A film lasting about four minutes on YouTube shows examples of wildlife behaviour, like plant animal interactions during pollination. The film can practically be subdivided into a large number of pictures on a screen of 1 m². Each individual picture of the film might also be subdivided into smaller or larger compartments. If one picture of the film would be subdivided into a puzzle of 10.000 cm² and each 1 cm² is visualized and analysed separately, which part of the screen is required to get an idea about the information provided by the whole screen and the whole film? Doing this might result in a continuous flow of an uncountable number of potential hypotheses. Different people watching the whole film, a fraction of the film, or a fraction of the screen presenting one picture of the film will produce different hypotheses based on what they perceive and what they memorised in the past. Different potential hypotheses will definitely follow different probability distributions depending on who is watching the film and scales of analyses or perception involved. The probability that two observers will produce exactly the same hypothesis using same wording and terminology will probably be very low.

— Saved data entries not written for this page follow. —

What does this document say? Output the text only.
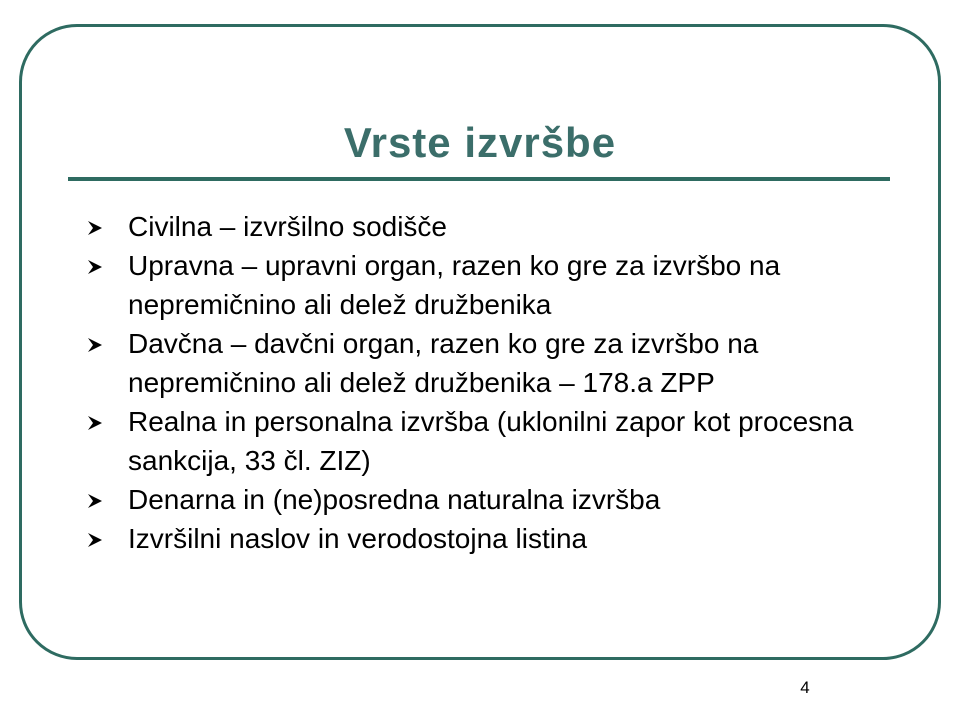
Vrste izvršbe
Civilna – izvršilno sodišče
Upravna – upravni organ, razen ko gre za izvršbo na nepremičnino ali delež družbenika
Davčna – davčni organ, razen ko gre za izvršbo na nepremičnino ali delež družbenika – 178.a ZPP
Realna in personalna izvršba (uklonilni zapor kot procesna sankcija, 33 čl. ZIZ)
Denarna in (ne)posredna naturalna izvršba
Izvršilni naslov in verodostojna listina
4
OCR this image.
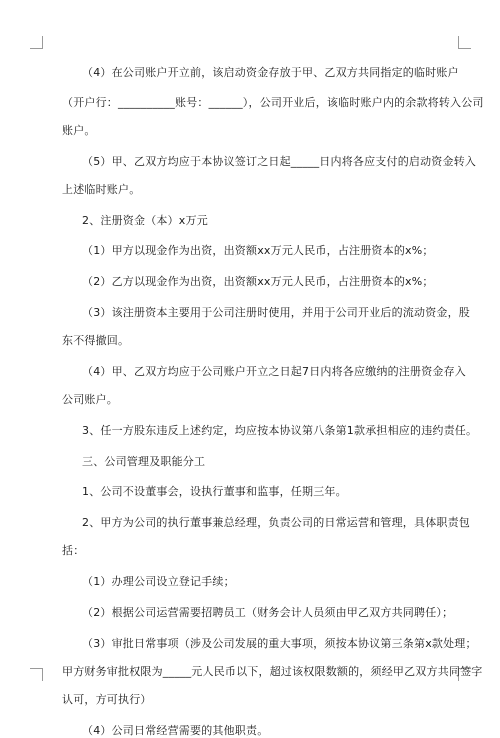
（4）在公司账户开立前，该启动资金存放于甲、乙双方共同指定的临时账户
（开户行：__________账号：______），公司开业后，该临时账户内的余款将转入公司
账户。
（5）甲、乙双方均应于本协议签订之日起_____日内将各应支付的启动资金转入
上述临时账户。
2、注册资金（本）x万元
（1）甲方以现金作为出资，出资额xx万元人民币，占注册资本的x%；
（2）乙方以现金作为出资，出资额xx万元人民币，占注册资本的x%；
（3）该注册资本主要用于公司注册时使用，并用于公司开业后的流动资金，股
东不得撤回。
（4）甲、乙双方均应于公司账户开立之日起7日内将各应缴纳的注册资金存入
公司账户。
3、任一方股东违反上述约定，均应按本协议第八条第1款承担相应的违约责任。
三、公司管理及职能分工
1、公司不设董事会，设执行董事和监事，任期三年。
2、甲方为公司的执行董事兼总经理，负责公司的日常运营和管理，具体职责包
括：
（1）办理公司设立登记手续；
（2）根据公司运营需要招聘员工（财务会计人员须由甲乙双方共同聘任）；
（3）审批日常事项（涉及公司发展的重大事项，须按本协议第三条第x款处理；
甲方财务审批权限为_____元人民币以下，超过该权限数额的，须经甲乙双方共同签字
认可，方可执行）
（4）公司日常经营需要的其他职责。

How many hypotheses might be formulated focusing on only 1 cm² from a screen of 1 m² and what will be the scientific approach used? Hypotheses and methods used to test them will change with changes in scales of analysis and perception, e.g. going from 1 pixel to 1 mm² to 1 cm² to 2 cm² up to 1 m². Pixel analysis might focus on physics of colours whereas analyses of whole pictures might focus on physics of colours or colour contrasts but also on other aspects, like why and how two filmed species interact. How many mathematical equations will be required to describe 4 minutes of film details concerning plant-animal interactions during pollination? If people only would have access to Mathematics describing the film they did not see before, how would they translate equations into film pictures or compartments of film pictures? How would different mathematicians cope with 20 pages of mathematical equations to be transformed into visual pictures of which contents become accessible to citizens?

Does this implies that the same problem (e.g. understanding the content of an image or a series of images) might be tackled in many different ways depending on who will start and conduct research (e.g. founder effects in the initiation of a project), probably also related to biology-based experience of the researchers involved.